Netflix sued by SK Broadband over data usage following Squid Game surge

Netflix is facing a lawsuit from South Korean ISP SK Broadband over a surge in traffic.

SK Broadband has sued Netflix to pay for costs from increased network traffic and maintenance work, with titles Squid Game and D.P. cited as a significant reason for the uptick in usage. Squid Game in particular has proved to be a huge international breakout hit for Netflix, and the original is on course to overtake Bridgerton as the platform’s biggest ever series launch.

Overall, Netflix has become South Korea’s second-largest data traffic generator after YouTube. Neither Google nor Netflix pay network usage fees, while other major US players including Amazon and Facebook do. 
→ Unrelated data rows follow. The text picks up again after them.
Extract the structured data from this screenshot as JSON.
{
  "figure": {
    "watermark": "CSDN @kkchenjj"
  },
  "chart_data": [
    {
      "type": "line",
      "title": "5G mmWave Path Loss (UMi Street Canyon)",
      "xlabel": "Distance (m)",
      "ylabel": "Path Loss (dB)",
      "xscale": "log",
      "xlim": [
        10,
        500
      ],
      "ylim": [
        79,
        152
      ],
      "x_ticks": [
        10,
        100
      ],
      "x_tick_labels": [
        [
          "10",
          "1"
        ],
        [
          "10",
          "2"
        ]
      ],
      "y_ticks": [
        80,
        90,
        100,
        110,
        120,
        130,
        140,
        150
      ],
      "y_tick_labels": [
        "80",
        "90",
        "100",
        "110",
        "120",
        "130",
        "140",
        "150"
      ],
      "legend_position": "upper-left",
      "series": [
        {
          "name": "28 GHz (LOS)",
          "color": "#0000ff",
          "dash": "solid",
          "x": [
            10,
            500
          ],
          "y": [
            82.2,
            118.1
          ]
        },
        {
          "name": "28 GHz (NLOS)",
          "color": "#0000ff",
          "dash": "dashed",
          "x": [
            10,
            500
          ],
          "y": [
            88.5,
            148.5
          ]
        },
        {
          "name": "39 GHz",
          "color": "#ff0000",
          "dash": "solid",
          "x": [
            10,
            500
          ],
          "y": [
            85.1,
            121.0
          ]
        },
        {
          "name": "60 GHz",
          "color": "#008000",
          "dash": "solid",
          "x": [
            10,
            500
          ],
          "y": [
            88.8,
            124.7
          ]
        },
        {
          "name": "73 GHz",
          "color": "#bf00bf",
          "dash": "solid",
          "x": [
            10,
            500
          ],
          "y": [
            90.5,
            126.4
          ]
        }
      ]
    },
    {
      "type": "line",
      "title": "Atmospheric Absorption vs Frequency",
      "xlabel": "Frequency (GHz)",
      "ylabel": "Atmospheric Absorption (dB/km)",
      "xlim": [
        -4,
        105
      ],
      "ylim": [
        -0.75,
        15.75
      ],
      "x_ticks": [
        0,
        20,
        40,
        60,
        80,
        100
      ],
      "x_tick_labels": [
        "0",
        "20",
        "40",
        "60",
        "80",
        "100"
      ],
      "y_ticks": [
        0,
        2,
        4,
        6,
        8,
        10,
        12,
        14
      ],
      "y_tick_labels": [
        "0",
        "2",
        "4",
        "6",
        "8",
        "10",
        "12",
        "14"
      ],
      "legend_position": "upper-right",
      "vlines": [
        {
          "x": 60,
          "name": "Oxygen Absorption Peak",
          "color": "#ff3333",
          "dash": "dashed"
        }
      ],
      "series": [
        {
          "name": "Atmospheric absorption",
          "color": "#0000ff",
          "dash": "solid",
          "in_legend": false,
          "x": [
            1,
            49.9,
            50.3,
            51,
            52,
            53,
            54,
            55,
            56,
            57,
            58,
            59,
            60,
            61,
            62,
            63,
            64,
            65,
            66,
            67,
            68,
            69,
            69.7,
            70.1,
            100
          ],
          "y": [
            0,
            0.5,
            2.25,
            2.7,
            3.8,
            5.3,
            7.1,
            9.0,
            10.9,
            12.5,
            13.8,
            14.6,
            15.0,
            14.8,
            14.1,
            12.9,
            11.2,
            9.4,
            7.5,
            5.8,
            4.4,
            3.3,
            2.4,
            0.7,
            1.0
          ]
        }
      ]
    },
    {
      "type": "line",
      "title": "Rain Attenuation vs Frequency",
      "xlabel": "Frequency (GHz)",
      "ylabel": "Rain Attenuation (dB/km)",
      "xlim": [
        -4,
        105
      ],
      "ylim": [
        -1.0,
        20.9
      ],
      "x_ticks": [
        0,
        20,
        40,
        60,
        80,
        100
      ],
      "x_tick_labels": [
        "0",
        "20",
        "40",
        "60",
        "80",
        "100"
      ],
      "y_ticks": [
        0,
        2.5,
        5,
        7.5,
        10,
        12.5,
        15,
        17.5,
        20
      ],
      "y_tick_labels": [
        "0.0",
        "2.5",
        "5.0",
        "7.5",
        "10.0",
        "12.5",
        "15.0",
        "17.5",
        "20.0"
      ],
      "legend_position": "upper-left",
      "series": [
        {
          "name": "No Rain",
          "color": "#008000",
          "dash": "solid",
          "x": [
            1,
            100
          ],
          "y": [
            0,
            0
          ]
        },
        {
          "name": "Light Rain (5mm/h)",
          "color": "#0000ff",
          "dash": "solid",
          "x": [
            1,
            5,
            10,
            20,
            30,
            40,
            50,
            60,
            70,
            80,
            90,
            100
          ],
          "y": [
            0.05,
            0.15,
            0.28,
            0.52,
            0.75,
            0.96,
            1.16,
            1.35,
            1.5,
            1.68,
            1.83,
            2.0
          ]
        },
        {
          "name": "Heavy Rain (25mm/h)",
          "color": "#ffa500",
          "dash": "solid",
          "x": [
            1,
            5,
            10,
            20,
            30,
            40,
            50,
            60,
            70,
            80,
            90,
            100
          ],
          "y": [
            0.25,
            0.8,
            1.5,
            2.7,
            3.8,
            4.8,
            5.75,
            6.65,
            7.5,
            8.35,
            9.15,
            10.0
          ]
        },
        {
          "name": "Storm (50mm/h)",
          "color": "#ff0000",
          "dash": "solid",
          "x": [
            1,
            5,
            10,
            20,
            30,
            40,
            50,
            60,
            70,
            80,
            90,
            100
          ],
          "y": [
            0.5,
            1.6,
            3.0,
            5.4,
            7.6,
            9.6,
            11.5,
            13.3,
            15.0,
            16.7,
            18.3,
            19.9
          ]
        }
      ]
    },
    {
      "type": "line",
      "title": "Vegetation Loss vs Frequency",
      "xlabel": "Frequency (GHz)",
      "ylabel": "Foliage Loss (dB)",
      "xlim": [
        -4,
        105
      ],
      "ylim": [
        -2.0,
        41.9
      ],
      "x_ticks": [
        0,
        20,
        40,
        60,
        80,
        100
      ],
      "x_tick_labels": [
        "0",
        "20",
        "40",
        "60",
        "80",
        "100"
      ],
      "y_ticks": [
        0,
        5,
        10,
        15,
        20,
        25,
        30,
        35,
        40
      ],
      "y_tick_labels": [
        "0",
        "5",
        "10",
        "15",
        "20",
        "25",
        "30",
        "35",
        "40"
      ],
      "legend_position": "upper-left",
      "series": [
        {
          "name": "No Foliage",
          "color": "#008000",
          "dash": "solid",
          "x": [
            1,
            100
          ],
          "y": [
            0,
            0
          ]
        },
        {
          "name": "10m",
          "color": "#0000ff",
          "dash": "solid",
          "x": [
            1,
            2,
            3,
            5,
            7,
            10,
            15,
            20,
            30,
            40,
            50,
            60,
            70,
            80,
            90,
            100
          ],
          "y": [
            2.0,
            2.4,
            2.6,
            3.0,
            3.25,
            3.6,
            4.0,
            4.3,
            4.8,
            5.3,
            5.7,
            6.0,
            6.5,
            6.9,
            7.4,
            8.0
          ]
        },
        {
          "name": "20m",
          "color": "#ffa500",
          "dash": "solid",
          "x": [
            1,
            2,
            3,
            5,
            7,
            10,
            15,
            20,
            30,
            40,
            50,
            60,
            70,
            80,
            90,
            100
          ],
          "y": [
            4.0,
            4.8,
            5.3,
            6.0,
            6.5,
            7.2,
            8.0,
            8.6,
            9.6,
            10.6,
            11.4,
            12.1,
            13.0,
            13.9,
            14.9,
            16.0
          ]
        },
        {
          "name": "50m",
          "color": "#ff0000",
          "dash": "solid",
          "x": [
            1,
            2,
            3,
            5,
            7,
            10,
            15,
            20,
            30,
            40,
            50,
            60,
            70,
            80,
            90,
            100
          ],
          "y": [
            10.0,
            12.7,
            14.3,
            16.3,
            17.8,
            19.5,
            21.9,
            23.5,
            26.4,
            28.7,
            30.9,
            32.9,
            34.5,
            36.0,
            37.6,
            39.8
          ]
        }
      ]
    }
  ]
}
SK said that Netflix’s data traffic has jumped by 24 times since May 2018 to a September 2021 total of 1.2 trillion bits of data processed per second. 
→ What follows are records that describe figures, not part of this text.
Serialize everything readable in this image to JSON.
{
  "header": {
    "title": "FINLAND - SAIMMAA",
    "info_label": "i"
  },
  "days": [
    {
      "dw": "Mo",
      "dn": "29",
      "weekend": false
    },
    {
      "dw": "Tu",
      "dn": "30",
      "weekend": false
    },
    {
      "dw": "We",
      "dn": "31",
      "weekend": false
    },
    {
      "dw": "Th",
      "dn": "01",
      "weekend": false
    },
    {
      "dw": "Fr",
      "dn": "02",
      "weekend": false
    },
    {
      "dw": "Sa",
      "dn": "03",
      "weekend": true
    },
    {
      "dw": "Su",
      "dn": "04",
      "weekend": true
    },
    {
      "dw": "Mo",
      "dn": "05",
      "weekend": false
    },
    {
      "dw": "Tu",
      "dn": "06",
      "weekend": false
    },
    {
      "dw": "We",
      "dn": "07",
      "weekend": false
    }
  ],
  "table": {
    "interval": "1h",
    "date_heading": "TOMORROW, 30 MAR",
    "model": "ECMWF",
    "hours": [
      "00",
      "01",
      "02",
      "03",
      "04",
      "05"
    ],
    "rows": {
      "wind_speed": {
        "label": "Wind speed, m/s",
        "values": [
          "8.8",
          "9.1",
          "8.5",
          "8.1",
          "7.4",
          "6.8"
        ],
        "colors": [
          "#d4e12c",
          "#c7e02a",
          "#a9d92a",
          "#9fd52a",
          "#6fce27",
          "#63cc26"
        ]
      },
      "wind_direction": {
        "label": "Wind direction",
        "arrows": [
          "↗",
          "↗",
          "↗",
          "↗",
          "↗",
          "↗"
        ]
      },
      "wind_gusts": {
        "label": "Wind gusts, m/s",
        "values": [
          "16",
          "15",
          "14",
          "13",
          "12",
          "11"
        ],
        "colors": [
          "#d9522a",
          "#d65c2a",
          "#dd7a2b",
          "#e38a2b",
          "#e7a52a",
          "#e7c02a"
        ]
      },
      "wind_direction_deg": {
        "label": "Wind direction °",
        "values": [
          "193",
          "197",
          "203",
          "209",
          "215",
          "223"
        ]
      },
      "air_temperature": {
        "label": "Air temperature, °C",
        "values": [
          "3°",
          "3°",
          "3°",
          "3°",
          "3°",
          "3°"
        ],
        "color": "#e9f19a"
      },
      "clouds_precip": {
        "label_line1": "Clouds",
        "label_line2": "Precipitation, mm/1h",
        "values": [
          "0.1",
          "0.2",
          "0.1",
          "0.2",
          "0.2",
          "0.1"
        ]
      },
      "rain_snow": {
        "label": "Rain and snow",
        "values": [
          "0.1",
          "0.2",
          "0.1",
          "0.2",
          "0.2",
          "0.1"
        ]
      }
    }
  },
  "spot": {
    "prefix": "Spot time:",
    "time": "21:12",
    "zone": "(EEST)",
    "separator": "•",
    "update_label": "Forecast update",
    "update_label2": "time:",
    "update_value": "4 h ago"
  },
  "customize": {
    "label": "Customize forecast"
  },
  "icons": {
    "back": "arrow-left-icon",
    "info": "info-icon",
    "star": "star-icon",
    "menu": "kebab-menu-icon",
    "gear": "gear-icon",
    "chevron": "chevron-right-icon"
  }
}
The operator previously lodged a lawsuit against Netflix, after the streaming platform started using SK’s dedicated line to deliver content to Korea from servers in Japan and Hong Kong.

SK’s cause for ire was recently renewed with a Seoul court said that it would be “reasonable” that Netflix should be “obligated to provide something in return for the service”.
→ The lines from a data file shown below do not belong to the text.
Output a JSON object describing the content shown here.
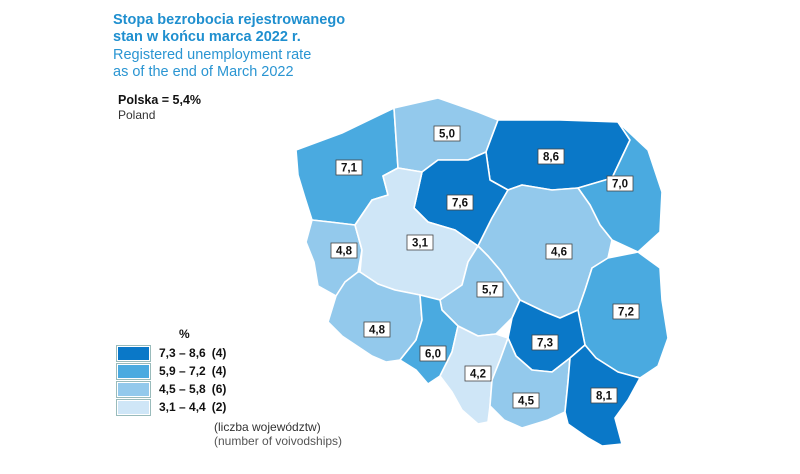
{
  "title": {
    "polish_line1": "Stopa bezrobocia rejestrowanego",
    "polish_line2": "stan w końcu marca 2022 r.",
    "english_line1": "Registered unemployment rate",
    "english_line2": "as of the end of March 2022"
  },
  "country": {
    "label_pl": "Polska = 5,4%",
    "label_en": "Poland"
  },
  "colors": {
    "class1": "#0a78c8",
    "class2": "#4aaae0",
    "class3": "#93c9ec",
    "class4": "#cfe6f7",
    "accent": "#1f8fcf"
  },
  "voivodeships": [
    {
      "id": "zachodniopomorskie",
      "value": "7,1",
      "class": 2
    },
    {
      "id": "pomorskie",
      "value": "5,0",
      "class": 3
    },
    {
      "id": "warminsko-mazurskie",
      "value": "8,6",
      "class": 1
    },
    {
      "id": "podlaskie",
      "value": "7,0",
      "class": 2
    },
    {
      "id": "kujawsko-pomorskie",
      "value": "7,6",
      "class": 1
    },
    {
      "id": "lubuskie",
      "value": "4,8",
      "class": 3
    },
    {
      "id": "wielkopolskie",
      "value": "3,1",
      "class": 4
    },
    {
      "id": "mazowieckie",
      "value": "4,6",
      "class": 3
    },
    {
      "id": "lodzkie",
      "value": "5,7",
      "class": 3
    },
    {
      "id": "lubelskie",
      "value": "7,2",
      "class": 2
    },
    {
      "id": "dolnoslaskie",
      "value": "4,8",
      "class": 3
    },
    {
      "id": "opolskie",
      "value": "6,0",
      "class": 2
    },
    {
      "id": "swietokrzyskie",
      "value": "7,3",
      "class": 1
    },
    {
      "id": "slaskie",
      "value": "4,2",
      "class": 4
    },
    {
      "id": "malopolskie",
      "value": "4,5",
      "class": 3
    },
    {
      "id": "podkarpackie",
      "value": "8,1",
      "class": 1
    }
  ],
  "legend": {
    "unit": "%",
    "items": [
      {
        "range": "7,3 – 8,6",
        "count": "(4)",
        "color": "#0a78c8"
      },
      {
        "range": "5,9 – 7,2",
        "count": "(4)",
        "color": "#4aaae0"
      },
      {
        "range": "4,5 – 5,8",
        "count": "(6)",
        "color": "#93c9ec"
      },
      {
        "range": "3,1 – 4,4",
        "count": "(2)",
        "color": "#cfe6f7"
      }
    ],
    "note_pl": "(liczba województw)",
    "note_en": "(number of voivodships)"
  }
}
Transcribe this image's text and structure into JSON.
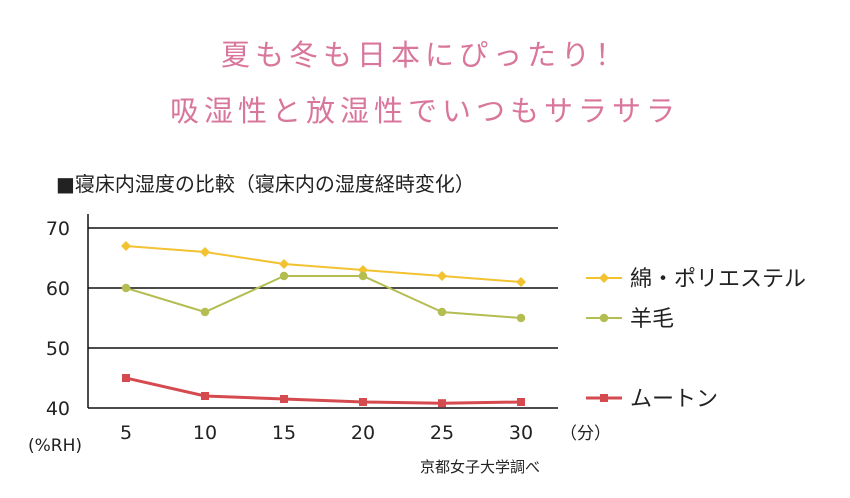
{
  "headline": {
    "line1": "夏も冬も日本にぴったり！",
    "line2": "吸湿性と放湿性でいつもサラサラ",
    "color": "#d9769b"
  },
  "chart_title": "■寝床内湿度の比較（寝床内の湿度経時変化）",
  "credit": "京都女子大学調べ",
  "chart_data": {
    "type": "line",
    "x": [
      5,
      10,
      15,
      20,
      25,
      30
    ],
    "x_unit": "（分）",
    "y_unit": "(%RH)",
    "ylim": [
      40,
      70
    ],
    "yticks": [
      40,
      50,
      60,
      70
    ],
    "grid": "horizontal",
    "legend_position": "right",
    "series": [
      {
        "name": "綿・ポリエステル",
        "values": [
          67,
          66,
          64,
          63,
          62,
          61
        ],
        "color": "#f2c230",
        "marker": "diamond"
      },
      {
        "name": "羊毛",
        "values": [
          60,
          56,
          62,
          62,
          56,
          55
        ],
        "color": "#b4bd52",
        "marker": "circle"
      },
      {
        "name": "ムートン",
        "values": [
          45,
          42,
          41.5,
          41,
          40.8,
          41
        ],
        "color": "#d44a4f",
        "marker": "square"
      }
    ]
  }
}
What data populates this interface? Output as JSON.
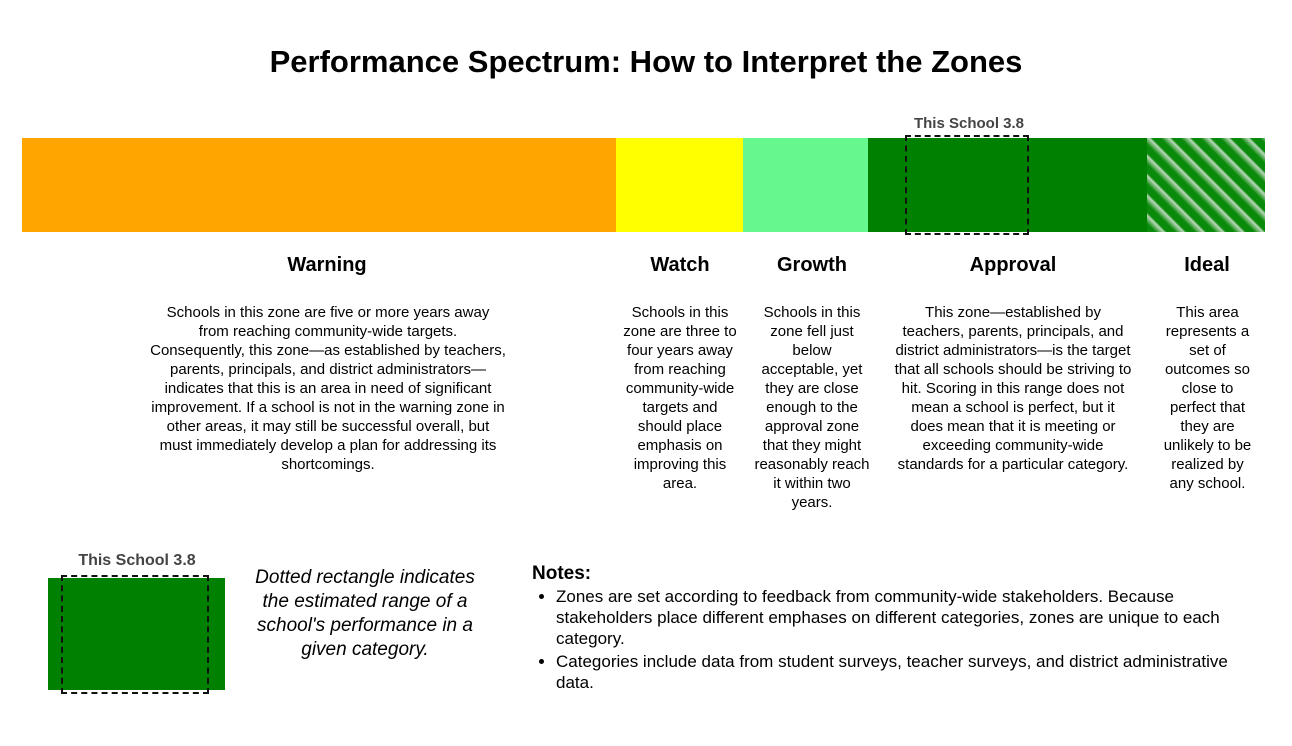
{
  "title": "Performance Spectrum: How to Interpret the Zones",
  "marker_label": "This School 3.8",
  "zones": [
    {
      "name": "Warning",
      "color": "#ffa500",
      "description": "Schools in this zone are five or more years away from reaching community-wide targets. Consequently, this zone—as established by teachers, parents, principals, and district administrators—indicates that this is an area in need of significant improvement. If a school is not in the warning zone in other areas, it may still be successful overall, but must immediately develop a plan for addressing its shortcomings."
    },
    {
      "name": "Watch",
      "color": "#ffff00",
      "description": "Schools in this zone are three to four years away from reaching community-wide targets and should place emphasis on improving this area."
    },
    {
      "name": "Growth",
      "color": "#66f78f",
      "description": "Schools in this zone fell just below acceptable, yet they are close enough to the approval zone that they might reasonably reach it within two years."
    },
    {
      "name": "Approval",
      "color": "#008000",
      "description": "This zone—established by teachers, parents, principals, and district administrators—is the target that all schools should be striving to hit. Scoring in this range does not mean a school is perfect, but it does mean that it is meeting or exceeding community-wide standards for a particular category."
    },
    {
      "name": "Ideal",
      "color": "#008000",
      "description": "This area represents a set of outcomes so close to perfect that they are unlikely to be realized by any school."
    }
  ],
  "legend": {
    "label": "This School 3.8",
    "text": "Dotted rectangle indicates the estimated range of a school's performance in a given category."
  },
  "notes": {
    "title": "Notes:",
    "items": [
      "Zones are set according to feedback from community-wide stakeholders. Because stakeholders place different emphases on different categories, zones are unique to each category.",
      "Categories include data from student surveys, teacher surveys, and district administrative data."
    ]
  }
}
The ISP had estimated the network usage fee for Netflix at KR27.2 billion (€19.8 million) for 2020.

Netflix has appealed the ruling, and stated that it is responsible for the creation of 16,000 jobs in South Korea and a positive economic effect in the trillions. 

The move for Netflix to pay fees to an ISP is not unprecedented. It has been paying a fee to Comcast in the US for more than seven years in order to secure faster streaming speeds.

Court proceedings between SK Broadband and Netflix will commence in December.